Think about the reality of tax collectors in first century Palestine. Tax collectors were despised. They were seen as thieves. They were thought of as sinners by the religious leaders. This story from Luke 19 tells us that the people grumbled over the fact that Jesus had gone into the house of this sinner…this tax collector. It is no wonder why the people were so upset? A rabbi like Jesus should never have gone into the house of such a person, spending the day with him, eating in his house. This crowd would never have willingly spent time at his house. They thought Zacchaeus was not worth the Lord’s time. They viewed him as an outcast, a hated man, a thief. They didn’t think associating with him was good for their self-image. They were only concerned with themselves.

Just prior to this story of Jesus and Zacchaeus, Luke records the experience of a blind beggar (Luke 18:35-43). Why does Luke put this story here? I am convinced there is a specific reason this story appears where is does. Jesus asks this blind beggar, “What do you want me to do for you?” (v. 41). The man’s response, “Lord, I want to see.” He was physically blind, but longed to have his sight restored. This blind beggar longed to see. This is where the tree comes into the larger context. Zacchaeus simply wanted to see. This is why he ran ahead. This is why he climbed the tree. He wanted to see. When we rise above what the world says we ought to be – people who look out for #1 – we can begin to see Jesus for who He really is.
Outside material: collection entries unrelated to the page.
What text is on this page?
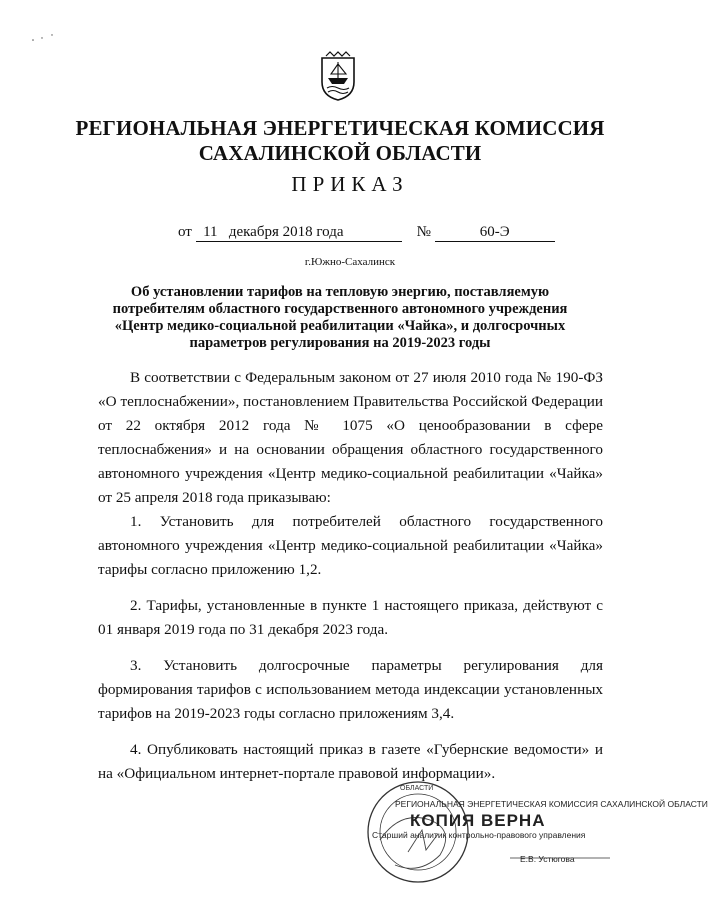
РЕГИОНАЛЬНАЯ ЭНЕРГЕТИЧЕСКАЯ КОМИССИЯ
САХАЛИНСКОЙ ОБЛАСТИ
ПРИКАЗ
от 11 декабря 2018 года	№	60-Э
г.Южно-Сахалинск
Об установлении тарифов на тепловую энергию, поставляемую
потребителям областного государственного автономного учреждения
«Центр медико-социальной реабилитации «Чайка», и долгосрочных
параметров регулирования на 2019-2023 годы

В соответствии с Федеральным законом от 27 июля 2010 года № 190-ФЗ «О теплоснабжении», постановлением Правительства Российской Федерации от 22 октября 2012 года № 1075 «О ценообразовании в сфере теплоснабжения» и на основании обращения областного государственного автономного учреждения «Центр медико-социальной реабилитации «Чайка» от 25 апреля 2018 года приказываю:

1. Установить для потребителей областного государственного автономного учреждения «Центр медико-социальной реабилитации «Чайка» тарифы согласно приложению 1,2.

2. Тарифы, установленные в пункте 1 настоящего приказа, действуют с 01 января 2019 года по 31 декабря 2023 года.

3. Установить долгосрочные параметры регулирования для формирования тарифов с использованием метода индексации установленных тарифов на 2019-2023 годы согласно приложениям 3,4.

4. Опубликовать настоящий приказ в газете «Губернские ведомости» и на «Официальном интернет-портале правовой информации».

ОБЛАСТИ
РЕГИОНАЛЬНАЯ ЭНЕРГЕТИЧЕСКАЯ КОМИССИЯ САХАЛИНСКОЙ ОБЛАСТИ
КОПИЯ ВЕРНА
Старший аналитик контрольно-правового управления
Е.В. Устюгова
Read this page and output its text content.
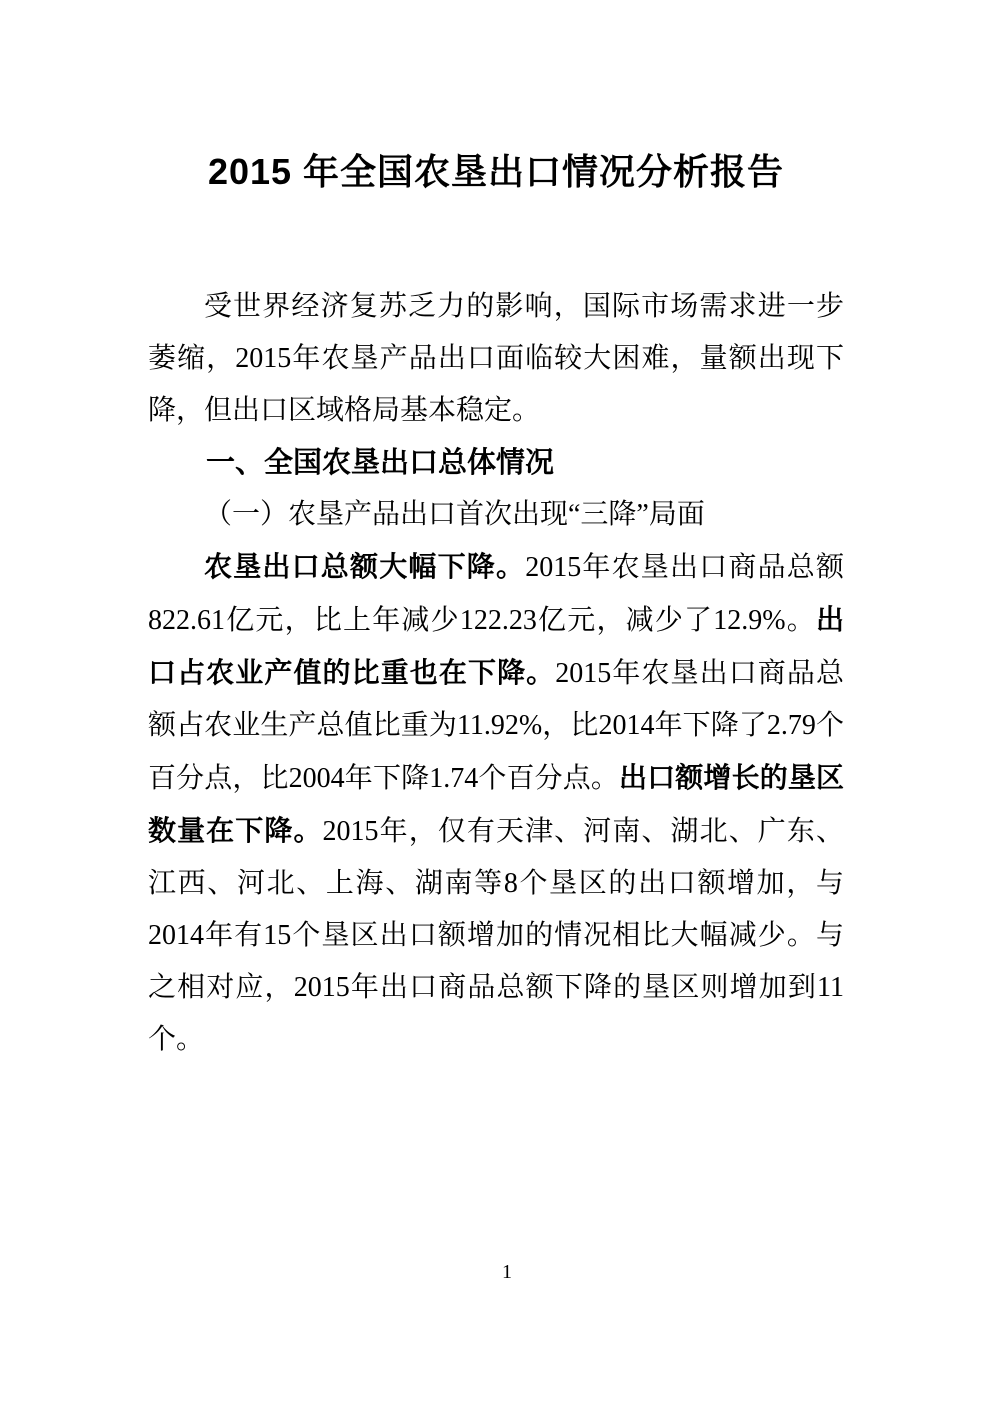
2015 年全国农垦出口情况分析报告

受世界经济复苏乏力的影响，国际市场需求进一步萎缩，2015年农垦产品出口面临较大困难，量额出现下降，但出口区域格局基本稳定。

一、全国农垦出口总体情况
（一）农垦产品出口首次出现“三降”局面

农垦出口总额大幅下降。2015年农垦出口商品总额822.61亿元，比上年减少122.23亿元，减少了12.9%。出口占农业产值的比重也在下降。2015年农垦出口商品总额占农业生产总值比重为11.92%，比2014年下降了2.79个百分点，比2004年下降1.74个百分点。出口额增长的垦区数量在下降。2015年，仅有天津、河南、湖北、广东、江西、河北、上海、湖南等8个垦区的出口额增加，与2014年有15个垦区出口额增加的情况相比大幅减少。与之相对应，2015年出口商品总额下降的垦区则增加到11个。

1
This experience of Zacchaeus takes place in a city known by the same name as that of that great fortified city, Jericho. And Jesus turns Jericho upside down. He breaks down the walls of tradition. And he wants to break down the walls that are blocking our sight of Him as well. In Acts 14, Paul and Barnabas are exalted as gods by the people. Their response to this teaches us a valuable lesson. “Why are you doing these things? We also are men, of like nature with you, and we bring you good news, that you should turn from these vain things to a living God, who made the heaven and the earth and the sea and all that is in them” (Acts 14:15). We need to tear down those walls that are blocking our sight of Jesus. We need to see clearly who we are in light of who God is. It is time we start realizing that being a Christian is not about me. It is time we start realizing that being a Christian is all about HIM.